Today, and throughout this Holy Week, we have in our Liturgy a stark reminder that the hope that we have in the Resurrection was purchased at a great price. Life in our world today would prefer to ignore the Cross. And with good reason. Because the Cross is embarrassing. Until Christianity, no religion worth its salt would base itself on a god who suffered an ignoble death that was reserved for the most obstinate of criminals. And, you know, we’d rather not dwell on pain, would we? We live in an age where there is a pill for every minor pain and a treatment for every discomfort. In and of itself, this is not a bad thing, but then we can often take it farther and find ways to mask any pain, physical or psychological, that comes our way, and this is not healthy.
The Cross is an in-your-face reminder that pain is part and parcel of our life of salvation. Jesus did not come to take away our pain, he came to redeem it. Not only that, he came to take it on himself. Far from being embarrassed by our sin and pain, Jesus took it to the cross, redeeming our brokenness, and leaving us an everlasting promise that there is no pain too great for our God to bear and there is no way we can ever fall so far that our God can’t reach us. There is a theological principle that basically says “whatever Jesus did not assume, that was not redeemed.” But Jesus left none of that behind on the way to the cross. He took our every hurt, our every pain, our every sin, our every shame, our every resentment, our every emptiness, and left them all there at the foot of the Cross.

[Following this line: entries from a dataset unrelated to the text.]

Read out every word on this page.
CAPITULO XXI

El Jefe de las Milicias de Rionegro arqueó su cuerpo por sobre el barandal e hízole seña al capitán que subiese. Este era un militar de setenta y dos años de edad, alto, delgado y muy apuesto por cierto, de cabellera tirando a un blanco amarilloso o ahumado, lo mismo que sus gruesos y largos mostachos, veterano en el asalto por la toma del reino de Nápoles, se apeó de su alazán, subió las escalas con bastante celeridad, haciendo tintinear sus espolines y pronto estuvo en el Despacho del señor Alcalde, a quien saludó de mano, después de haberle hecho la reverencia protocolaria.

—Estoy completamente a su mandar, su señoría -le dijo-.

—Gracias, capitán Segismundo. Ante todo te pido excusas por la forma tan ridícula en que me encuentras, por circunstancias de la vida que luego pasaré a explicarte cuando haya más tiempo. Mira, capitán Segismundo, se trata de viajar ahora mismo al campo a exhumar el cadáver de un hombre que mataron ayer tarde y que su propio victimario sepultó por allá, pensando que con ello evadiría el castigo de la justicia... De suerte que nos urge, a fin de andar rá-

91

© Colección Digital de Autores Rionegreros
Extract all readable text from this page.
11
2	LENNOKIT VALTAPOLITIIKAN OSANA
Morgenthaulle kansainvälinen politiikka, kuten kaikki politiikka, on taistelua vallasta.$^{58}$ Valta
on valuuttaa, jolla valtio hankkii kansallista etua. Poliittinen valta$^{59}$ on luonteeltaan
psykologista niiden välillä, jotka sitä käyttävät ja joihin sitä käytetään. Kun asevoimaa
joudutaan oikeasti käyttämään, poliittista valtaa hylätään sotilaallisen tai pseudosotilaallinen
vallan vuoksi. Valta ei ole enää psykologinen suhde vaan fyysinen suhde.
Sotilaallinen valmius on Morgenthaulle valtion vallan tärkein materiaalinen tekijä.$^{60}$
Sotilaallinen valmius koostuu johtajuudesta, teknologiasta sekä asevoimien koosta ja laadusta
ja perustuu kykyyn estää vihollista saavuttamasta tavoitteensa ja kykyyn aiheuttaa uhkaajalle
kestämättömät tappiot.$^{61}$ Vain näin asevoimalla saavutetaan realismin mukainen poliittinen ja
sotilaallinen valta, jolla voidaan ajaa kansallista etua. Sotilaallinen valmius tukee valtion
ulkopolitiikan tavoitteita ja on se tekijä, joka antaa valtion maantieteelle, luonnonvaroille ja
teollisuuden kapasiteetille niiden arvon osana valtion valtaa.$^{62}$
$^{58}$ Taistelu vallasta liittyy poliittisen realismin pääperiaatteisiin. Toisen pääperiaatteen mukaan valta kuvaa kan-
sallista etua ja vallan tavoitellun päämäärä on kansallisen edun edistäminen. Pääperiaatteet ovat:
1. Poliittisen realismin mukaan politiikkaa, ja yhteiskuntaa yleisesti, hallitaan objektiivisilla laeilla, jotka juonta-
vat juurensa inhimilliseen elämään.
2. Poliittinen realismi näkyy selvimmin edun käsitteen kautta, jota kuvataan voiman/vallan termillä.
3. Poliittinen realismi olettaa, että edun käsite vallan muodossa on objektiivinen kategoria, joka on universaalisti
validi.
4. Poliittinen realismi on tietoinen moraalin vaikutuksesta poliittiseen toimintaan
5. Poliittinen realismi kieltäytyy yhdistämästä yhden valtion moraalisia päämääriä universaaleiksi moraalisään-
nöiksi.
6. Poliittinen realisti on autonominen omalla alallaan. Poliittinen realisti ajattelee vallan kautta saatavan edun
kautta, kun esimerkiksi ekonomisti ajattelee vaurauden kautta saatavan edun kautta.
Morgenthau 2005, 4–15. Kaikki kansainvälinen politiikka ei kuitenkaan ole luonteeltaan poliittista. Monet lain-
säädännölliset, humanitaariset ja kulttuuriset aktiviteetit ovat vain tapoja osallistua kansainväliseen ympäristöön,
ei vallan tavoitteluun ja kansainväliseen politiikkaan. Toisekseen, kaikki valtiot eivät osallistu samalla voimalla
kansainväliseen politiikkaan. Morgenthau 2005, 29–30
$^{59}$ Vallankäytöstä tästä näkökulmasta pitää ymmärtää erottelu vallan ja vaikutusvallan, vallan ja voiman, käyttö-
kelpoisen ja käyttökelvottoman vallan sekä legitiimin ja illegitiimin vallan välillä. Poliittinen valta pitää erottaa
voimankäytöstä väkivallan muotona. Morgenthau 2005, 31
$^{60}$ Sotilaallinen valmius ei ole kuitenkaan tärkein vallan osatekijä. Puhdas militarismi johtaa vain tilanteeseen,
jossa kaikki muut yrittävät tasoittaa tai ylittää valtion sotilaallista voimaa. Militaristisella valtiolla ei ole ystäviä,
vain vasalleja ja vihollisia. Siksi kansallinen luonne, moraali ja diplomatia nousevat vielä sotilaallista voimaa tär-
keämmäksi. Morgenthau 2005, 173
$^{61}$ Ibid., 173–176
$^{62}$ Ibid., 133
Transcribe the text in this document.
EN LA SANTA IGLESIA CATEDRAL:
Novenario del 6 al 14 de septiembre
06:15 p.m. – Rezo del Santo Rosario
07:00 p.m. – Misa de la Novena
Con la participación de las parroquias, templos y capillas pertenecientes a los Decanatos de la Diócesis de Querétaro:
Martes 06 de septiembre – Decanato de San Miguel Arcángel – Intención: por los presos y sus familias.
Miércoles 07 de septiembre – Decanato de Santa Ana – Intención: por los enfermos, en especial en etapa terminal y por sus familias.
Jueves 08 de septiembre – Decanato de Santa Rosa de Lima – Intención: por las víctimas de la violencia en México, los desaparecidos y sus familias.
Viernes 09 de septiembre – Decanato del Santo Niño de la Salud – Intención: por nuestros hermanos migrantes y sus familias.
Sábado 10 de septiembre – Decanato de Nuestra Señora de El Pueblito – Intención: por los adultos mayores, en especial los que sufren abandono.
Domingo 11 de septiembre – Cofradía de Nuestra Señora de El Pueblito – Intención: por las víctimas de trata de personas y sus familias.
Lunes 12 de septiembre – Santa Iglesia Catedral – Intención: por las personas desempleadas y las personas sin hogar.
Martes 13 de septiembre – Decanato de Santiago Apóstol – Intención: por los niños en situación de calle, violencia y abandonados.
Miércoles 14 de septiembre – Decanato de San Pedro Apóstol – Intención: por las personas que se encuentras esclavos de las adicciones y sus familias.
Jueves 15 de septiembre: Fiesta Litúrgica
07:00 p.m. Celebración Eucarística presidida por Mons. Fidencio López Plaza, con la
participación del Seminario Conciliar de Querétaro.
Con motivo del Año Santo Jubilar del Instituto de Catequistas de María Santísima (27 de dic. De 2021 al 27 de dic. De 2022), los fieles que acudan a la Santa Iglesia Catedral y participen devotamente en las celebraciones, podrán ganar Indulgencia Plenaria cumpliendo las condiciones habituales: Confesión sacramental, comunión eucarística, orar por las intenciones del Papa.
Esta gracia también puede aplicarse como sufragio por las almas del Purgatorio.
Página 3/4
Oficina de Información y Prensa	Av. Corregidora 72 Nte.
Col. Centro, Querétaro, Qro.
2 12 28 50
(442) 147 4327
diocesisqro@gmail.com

I know there are many among us now who are carrying pain with them each day. Maybe it’s unconfessed sin, or maybe it’s a broken relationship. Maybe it’s the sadness of the illness or death of a loved one. Maybe it’s the splintering of a family. Maybe it’s a hurt that goes back to their childhood, or they’ve received a frightening diagnosis about themselves. Maybe it’s difficulty with their job or career, or trouble in a marriage. Maybe it’s a loneliness that they can’t seem to shake. For all of us who are hurting in any way, all we have to do is look at the Cross and realize that there is nothing our God won’t do for us. He may not take away our pain right away, but he will never ever leave us alone in it. And ultimately, he will raise us up out of it.
That’s the message of these Holy days. This Thursday evening, we will celebrate the giving of the Eucharist and the priesthood, so that Christ would always be present to us in the Church. On Friday afternoon and evening, we will have a chance to embrace Christ’s suffering with a reflection on the Passion, veneration of the Cross, and reception of Holy Communion. Finally, on Saturday evening, we will gather here in a darkened church to hear stories of our salvation and to celebrate Christ’s victory over sin and death. We will welcome new members into our community, and rejoice with them in our Risen Lord. I invite you to enter into all of it, embracing the suffering, and being caught up in the celebration.